Os fundadores da Leuko sabiam que as pessoas com câncer seriam as que mais se beneficiariam com um monitor não invasivo de glóbulos brancos. A menos que os pacientes vão ao hospital, atualmente eles só podem monitorar a temperatura em casa. Caso apresentem sinais de febre, são orientados a ir imediatamente ao pronto-socorro.
“Essas infecções acontecem com bastante frequência”, diz Sanchez-Ferro. “Um em cada seis pacientes com câncer submetidos à quimioterapia desenvolverá uma infecção em que seus glóbulos brancos estão criticamente baixos. Infelizmente, algumas dessas infecções terminam em mortes de pacientes, o que é particularmente terrível porque se devem ao tratamento e não à doença. [Infecções] também significam que a quimioterapia é interrompida, o que aumenta os resultados clínicos negativos para os pacientes.”
O dispositivo óptico de Leuko funciona por meio de imagens dos capilares, ou pequenos vasos sanguíneos, logo acima da unha, que são mais visíveis e já utilizados pelos médicos para avaliar outros aspectos da saúde vascular. O dispositivo portátil da empresa analisa a atividade dos glóbulos brancos para detectar níveis criticamente baixos para as equipes de atendimento.
Num estudo com 44 pacientes em 2019, a equipa de Leuko mostrou que a abordagem foi capaz de detectar quando os níveis de glóbulos brancos caíram abaixo de um limiar crítico, com um mínimo de falsos positivos. Desde então, a equipe desenvolveu um produto que outro estudo maior mostrou que pacientes não supervisionados podem usar em casa para levar informações imunológicas aos médicos.

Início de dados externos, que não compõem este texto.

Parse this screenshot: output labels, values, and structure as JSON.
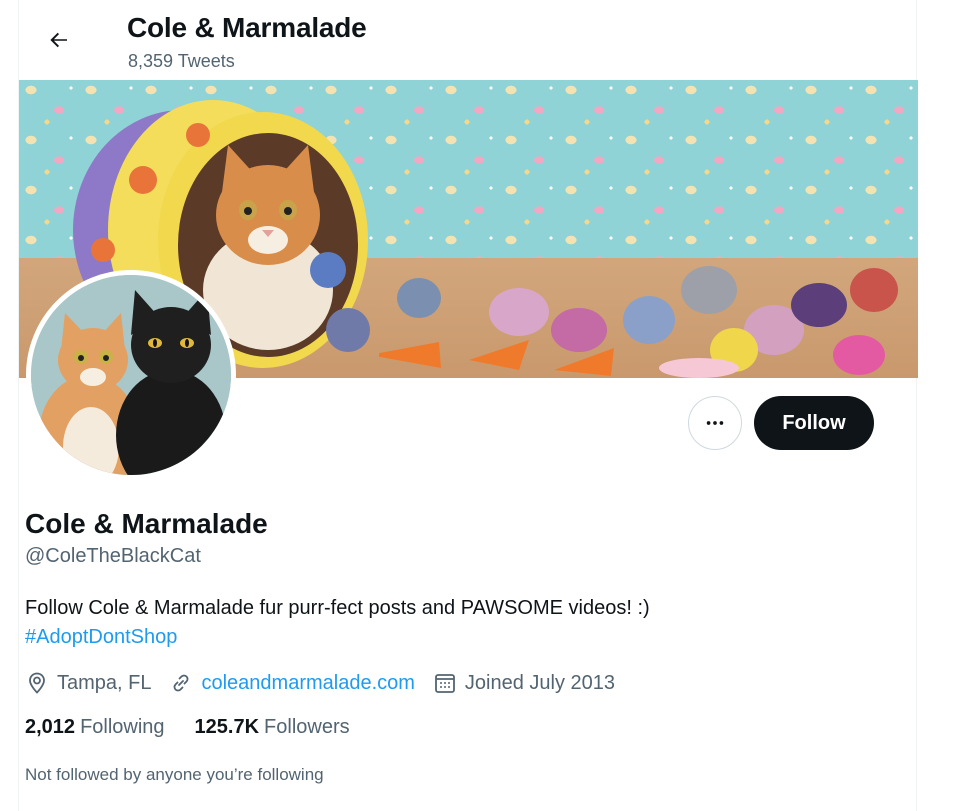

“Trabalhamos de forma totalmente não invasiva, para que você possa realizar medições de glóbulos brancos em casa e com muito mais frequência do que é possível hoje”, diz Bourquard. “O principal aspecto disto é que permite aos médicos identificar pacientes cujos sistemas imunitários se tornam tão fracos que correm um risco elevado de infecção. Se os médicos tiverem essas informações, poderão fornecer tratamento preventivo na forma de antibióticos e fatores de crescimento. A pesquisa estima que isso eliminaria 50% das hospitalizações.”
Expandindo aplicativos
Os fundadores da Leuko acreditam que seu dispositivo ajudará os médicos a tomar decisões mais informadas sobre cuidados com os pacientes. Eles também acreditam que o dispositivo é promissor para monitorar a saúde do paciente em outras condições.
“A visão de longo prazo da empresa é disponibilizar isto a outras populações de pacientes que também podem beneficiar de uma maior monitorização do seu sistema imunitário”, afirma Castro-Gonzalez. “Isso inclui pacientes com esclerose múltipla, doenças autoimunes, transplantes de órgãos e pacientes que são levados às pressas para o pronto-socorro.”
A equipe de Leuko ainda vê um futuro onde seu dispositivo poderá ser usado para monitorar outros biomarcadores no sangue.
“Acreditamos que esta poderia ser uma tecnologia de plataforma”, diz Castro-Gonzalez. “Obtemos esses vídeos não invasivos do sangue fluindo pelos capilares, portanto, parte da visão da empresa é medir outros parâmetros no sangue além dos glóbulos brancos, incluindo hemoglobina, glóbulos vermelhos e plaquetas. Tudo isso faz parte do nosso roteiro para o futuro.”